もう少し外の空気が吸いたいと言って甲板に残ったバジル君だけ残して。
そんな彼を心配しつつも部屋の近くまでやってくると、廊下に佇む骸の姿が目に留まった。
「おや?僕に何か御用ですか?」
目が合った途端、話し掛けられた俺が「別に…」と答えた瞬間だった。
ガンッ!!!!
何かがぶつかってきたような衝突音と共にグラッとタルタロス全体が揺れた。
「な、何っ!?」
「綱吉さん、大丈夫ですか!?」
よろめいて膝を付いた俺を心配して駆け寄ってくる隼人君。
「ム…地震、ではなさそうだね…」
独り言のように呟き怪訝な顔をするマーモン。
「大佐、これは一体何事だ?」
軍人らしく冷静に情況を把握しようと尋ねたラルに、骸は小さく首を捻って分からないと示してから壁の通信管を手にする。
「こちら六道骸。操舵室、応答せよ。これは何事だ?」
『こ、こちら操舵室…魔物の群れが甲板に!次々と…う、うわっ!?く、来るなっ……!!』
通信管越しに聞こえた悲痛な叫びを最後に、通信は途絶えた。
「どうした!?……通信が切れてますね……」
「…魔物が群れを成して陸艦に襲い掛かるとは…」
厳しい面持ちで通信管を壁に戻した骸と、険しい顔で腕を組み考え込んでいるラルの様子を見れば、これが異常事態であることは俺にも分かった。

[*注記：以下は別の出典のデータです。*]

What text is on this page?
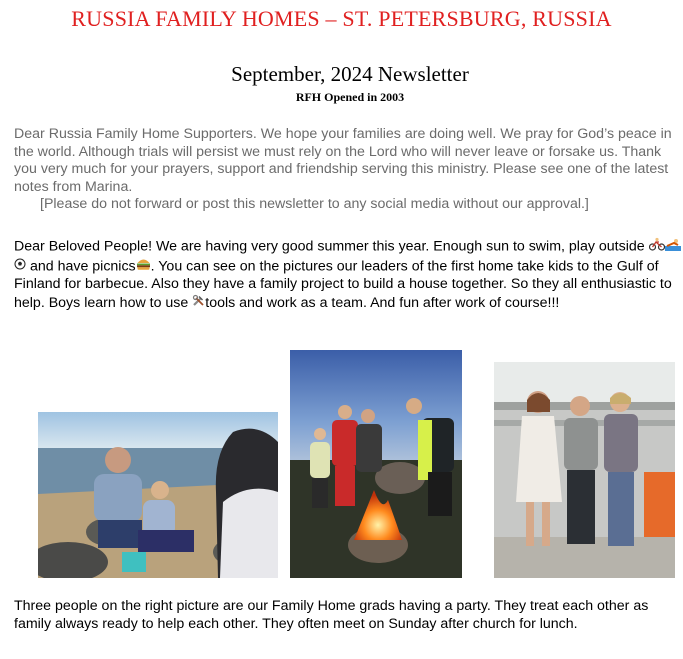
RUSSIA FAMILY HOMES – ST. PETERSBURG, RUSSIA
September, 2024 Newsletter
RFH Opened in 2003
Dear Russia Family Home Supporters. We hope your families are doing well. We pray for God’s peace in the world. Although trials will persist we must rely on the Lord who will never leave or forsake us. Thank you very much for your prayers, support and friendship serving this ministry. Please see one of the latest notes from Marina.
[Please do not forward or post this newsletter to any social media without our approval.]
Dear Beloved People! We are having very good summer this year. Enough sun to swim, play outside  and have picnics . You can see on the pictures our leaders of the first home take kids to the Gulf of Finland for barbecue. Also they have a family project to build a house together. So they all enthusiastic to help. Boys learn how to use tools and work as a team. And fun after work of course!!!
Three people on the right picture are our Family Home grads having a party. They treat each other as family always ready to help each other. They often meet on Sunday after church for lunch.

魔物ってニ、三匹でも十分に手強いのに大群になられたら、きっと手に負えない。
どうしようと途方に暮れていた俺は、ふと外に残してきたバジル君のことを思い出した。
彼は今たった一人だ。魔物に襲われたらひとたまりもない!
「ば、バシル君を探してくる!」
「おい、ツナ!今の状況でむやみに動き回るのは危険だ!」
俺は慌てて踵を返し駆け出した。背後からラルの声が引き留めるのも構わず。
しかし、その直後。
「その通りだ、坊主……」
低い男の声が聞こえて前方に目をやると、稲妻のような電気の塊が轟音を上げて迫ってくるのが見えた。
壁に背中をくっつけるようにしてギリギリでそれをかわしたところで、グッと何かが喉を圧迫するように首に押し付けられた。これは…ビリヤードのキュー……?
「おおっと、下手に動くなよ。この坊主の首へし折られたくなかったらな…」
俺の首にキューを強く押し付けながら脅すように言うのは、金髪をオールバックに固めた中年の男性だ。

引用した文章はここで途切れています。